McQuigge followed up this great performance on Friday night with another stellar job on Saturday with 31 saves, including five in the last five minutes of the game. Goals for the Tigers came early with Lund and sophomore forward Annie MacDonald both scoring in the first period. Despite a number of other scoring chances, Princeton was never able to get the go-ahead goal over the last two periods and overtime. 

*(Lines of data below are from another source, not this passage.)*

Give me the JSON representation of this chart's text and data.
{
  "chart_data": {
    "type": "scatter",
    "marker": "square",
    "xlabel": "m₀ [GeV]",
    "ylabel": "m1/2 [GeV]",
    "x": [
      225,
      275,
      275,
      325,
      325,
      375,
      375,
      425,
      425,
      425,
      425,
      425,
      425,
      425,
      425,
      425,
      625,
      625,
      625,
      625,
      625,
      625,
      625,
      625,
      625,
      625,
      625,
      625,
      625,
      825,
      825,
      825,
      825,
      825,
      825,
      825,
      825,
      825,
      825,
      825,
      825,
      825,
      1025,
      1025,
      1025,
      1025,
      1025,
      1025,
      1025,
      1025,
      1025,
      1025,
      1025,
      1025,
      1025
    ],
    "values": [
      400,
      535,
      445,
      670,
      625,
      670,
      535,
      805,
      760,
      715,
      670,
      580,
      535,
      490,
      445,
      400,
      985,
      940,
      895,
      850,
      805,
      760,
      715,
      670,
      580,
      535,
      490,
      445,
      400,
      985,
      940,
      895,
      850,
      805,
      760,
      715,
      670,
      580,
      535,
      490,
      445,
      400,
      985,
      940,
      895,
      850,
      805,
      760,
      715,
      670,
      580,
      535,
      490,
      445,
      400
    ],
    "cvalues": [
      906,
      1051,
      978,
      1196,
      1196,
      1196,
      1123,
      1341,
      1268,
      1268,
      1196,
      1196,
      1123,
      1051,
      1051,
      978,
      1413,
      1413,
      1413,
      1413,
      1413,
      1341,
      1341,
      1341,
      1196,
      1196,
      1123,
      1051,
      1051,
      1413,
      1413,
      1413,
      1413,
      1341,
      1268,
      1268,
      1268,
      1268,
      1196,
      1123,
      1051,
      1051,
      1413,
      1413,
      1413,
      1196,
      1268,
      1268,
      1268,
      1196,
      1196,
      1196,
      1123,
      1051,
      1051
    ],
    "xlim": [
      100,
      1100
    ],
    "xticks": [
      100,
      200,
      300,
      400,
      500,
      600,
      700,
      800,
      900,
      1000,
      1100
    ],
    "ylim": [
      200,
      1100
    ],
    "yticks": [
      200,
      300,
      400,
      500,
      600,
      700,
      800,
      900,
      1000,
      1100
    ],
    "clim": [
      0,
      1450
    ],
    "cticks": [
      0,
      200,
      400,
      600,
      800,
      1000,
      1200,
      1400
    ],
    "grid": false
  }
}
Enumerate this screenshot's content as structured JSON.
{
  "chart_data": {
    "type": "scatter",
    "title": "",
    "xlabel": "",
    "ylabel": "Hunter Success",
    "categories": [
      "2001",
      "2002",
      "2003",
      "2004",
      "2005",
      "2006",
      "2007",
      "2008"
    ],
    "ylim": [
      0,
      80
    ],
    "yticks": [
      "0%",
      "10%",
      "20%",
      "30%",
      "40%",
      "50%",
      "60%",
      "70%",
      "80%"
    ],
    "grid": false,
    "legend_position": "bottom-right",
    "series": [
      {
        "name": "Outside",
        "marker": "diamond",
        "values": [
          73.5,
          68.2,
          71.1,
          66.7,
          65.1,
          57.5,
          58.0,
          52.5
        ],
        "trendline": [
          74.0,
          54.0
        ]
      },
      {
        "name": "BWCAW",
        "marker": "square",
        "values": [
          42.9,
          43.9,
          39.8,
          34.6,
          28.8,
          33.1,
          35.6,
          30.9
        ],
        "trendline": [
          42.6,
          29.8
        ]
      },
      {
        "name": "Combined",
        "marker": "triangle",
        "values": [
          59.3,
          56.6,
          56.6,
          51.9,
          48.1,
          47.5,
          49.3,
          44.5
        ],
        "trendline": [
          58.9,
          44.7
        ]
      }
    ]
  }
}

As it was last weekend against Syracuse, the Tigers continued to dominate at the face-off circle. On Friday, Princeton won 46 of 72 face-offs and on Saturday they won 32 of 57. Lund commented, “Our team takes a lot of pride in winning face-offs because we see it as a five-man effort instead of just the centers’ responsibility.” Constant communication during the week and the games was something that Lund commented as having worked really well for them. 

When Princeton is next home against Quinnipiac on Nov. 30, the Tigers will be looking to get another large crowd like they did on Friday night at their #BlackOutBaker game.

Lund said, “The atmosphere was incredible. The fans brought a ton of energy which helped our team come out to a fast start and never slow down.” Lund felt that Friday’s game was one of the teams’ best so far this season and that the crowd played a big role in that. 

The Tigers are off this next weekend for Thanksgiving break before playing Quinnipiac in its annual home-and-home series on Nov. 30 at Princeton and Dec. 1 at Quinnipiac. Quinnipiac currently sits in tied for fourth place with Colgate in the ECAC Hockey standings after losing 2–1 to Cornell and tying Colgate 3–3.